The COVID-19 outbreak has proven to be a substantial challenge for healthcare systems. Although the media interest focused on acute disease, the long-term effects of the epidemic will continue to affect citizens’ health for a long time. Unfortunately, the literature and research on long COVID are still scarce, making it challenging to plan appropriate patient care and treatment. In our article, we focused on the cardiovascular aspects of long COVID and devoted a large part to its pathogenesis because, in the absence of research and standards for diagnosis and treatment, it is crucial to primarily understand the mechanisms in order to implement an optimal therapeutic strategy. Patients with risk factors such as diabetes, hypertension, obesity, CVDs, and CKD require special attention and should be closely monitored.

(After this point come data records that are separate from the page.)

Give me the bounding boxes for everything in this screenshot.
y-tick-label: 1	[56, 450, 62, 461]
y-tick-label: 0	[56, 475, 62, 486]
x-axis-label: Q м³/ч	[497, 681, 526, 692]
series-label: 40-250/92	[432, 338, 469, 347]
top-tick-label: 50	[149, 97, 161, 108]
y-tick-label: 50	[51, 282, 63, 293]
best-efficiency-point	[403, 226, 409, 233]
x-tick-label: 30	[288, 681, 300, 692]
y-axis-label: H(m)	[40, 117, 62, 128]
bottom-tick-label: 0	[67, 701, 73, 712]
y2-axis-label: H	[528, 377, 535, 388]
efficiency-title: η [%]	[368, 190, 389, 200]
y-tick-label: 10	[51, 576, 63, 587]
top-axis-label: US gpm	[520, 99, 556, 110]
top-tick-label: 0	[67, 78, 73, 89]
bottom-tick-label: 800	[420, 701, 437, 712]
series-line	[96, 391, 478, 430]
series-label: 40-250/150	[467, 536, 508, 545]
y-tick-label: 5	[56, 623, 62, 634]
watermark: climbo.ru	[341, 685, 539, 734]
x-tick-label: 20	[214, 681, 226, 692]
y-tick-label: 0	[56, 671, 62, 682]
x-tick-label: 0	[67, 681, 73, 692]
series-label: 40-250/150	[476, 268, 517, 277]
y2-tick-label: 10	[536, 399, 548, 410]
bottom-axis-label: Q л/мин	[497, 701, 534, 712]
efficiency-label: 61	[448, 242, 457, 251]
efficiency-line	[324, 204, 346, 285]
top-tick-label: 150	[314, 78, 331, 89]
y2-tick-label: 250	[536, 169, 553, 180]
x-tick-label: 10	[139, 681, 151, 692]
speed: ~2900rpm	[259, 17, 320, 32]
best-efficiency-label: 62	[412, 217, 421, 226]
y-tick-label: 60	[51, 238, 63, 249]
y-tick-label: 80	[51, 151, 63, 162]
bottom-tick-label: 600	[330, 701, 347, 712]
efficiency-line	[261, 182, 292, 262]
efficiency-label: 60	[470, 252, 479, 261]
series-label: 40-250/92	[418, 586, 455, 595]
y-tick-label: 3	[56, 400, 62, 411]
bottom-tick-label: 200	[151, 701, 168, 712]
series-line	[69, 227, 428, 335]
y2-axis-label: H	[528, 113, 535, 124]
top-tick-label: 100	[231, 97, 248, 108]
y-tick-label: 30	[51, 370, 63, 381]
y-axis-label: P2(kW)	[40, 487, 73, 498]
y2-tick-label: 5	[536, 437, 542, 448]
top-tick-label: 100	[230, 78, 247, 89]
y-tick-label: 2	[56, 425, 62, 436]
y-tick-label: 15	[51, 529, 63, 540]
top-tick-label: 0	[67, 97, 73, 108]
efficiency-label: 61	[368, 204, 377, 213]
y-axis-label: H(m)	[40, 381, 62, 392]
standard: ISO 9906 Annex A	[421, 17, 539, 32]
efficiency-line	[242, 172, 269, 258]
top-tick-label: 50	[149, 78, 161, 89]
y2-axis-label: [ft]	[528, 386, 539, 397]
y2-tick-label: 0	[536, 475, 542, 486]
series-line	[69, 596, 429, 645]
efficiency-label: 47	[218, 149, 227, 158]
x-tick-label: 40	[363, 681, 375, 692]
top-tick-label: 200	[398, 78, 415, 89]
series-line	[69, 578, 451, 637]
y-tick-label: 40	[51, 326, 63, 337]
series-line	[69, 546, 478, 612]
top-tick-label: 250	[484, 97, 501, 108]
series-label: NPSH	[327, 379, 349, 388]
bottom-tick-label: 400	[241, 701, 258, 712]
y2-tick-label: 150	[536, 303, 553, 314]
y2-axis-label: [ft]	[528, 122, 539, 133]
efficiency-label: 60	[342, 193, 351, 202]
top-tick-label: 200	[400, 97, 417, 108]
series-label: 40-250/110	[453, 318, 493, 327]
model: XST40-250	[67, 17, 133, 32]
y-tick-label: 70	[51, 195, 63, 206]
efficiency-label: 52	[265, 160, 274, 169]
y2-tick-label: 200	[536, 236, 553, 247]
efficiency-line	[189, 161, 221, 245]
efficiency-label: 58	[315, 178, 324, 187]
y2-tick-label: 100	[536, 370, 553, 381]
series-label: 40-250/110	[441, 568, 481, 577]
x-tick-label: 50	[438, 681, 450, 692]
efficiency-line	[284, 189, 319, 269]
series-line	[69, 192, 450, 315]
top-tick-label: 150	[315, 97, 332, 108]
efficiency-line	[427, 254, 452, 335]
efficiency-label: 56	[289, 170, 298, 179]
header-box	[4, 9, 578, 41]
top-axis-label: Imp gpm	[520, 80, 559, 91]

Myocarditis, pericarditis and tachycardia syndrome are the main cardiovascular manifestations of long COVID. Research is ongoing in the fields of vasculitis, CAD and thromboembolism to better understand their role in long COVID. Continuously developing imaging techniques and laboratory tests allow for the detection of patients who may suffer from long COVID. Treatment is mainly based on symptoms and includes both pharmacological and non-pharmacological approaches. Hopefully, precise therapeutic methods will emerge as research on the pathophysiology and diagnostic processes continues, resulting in better clinical outcomes.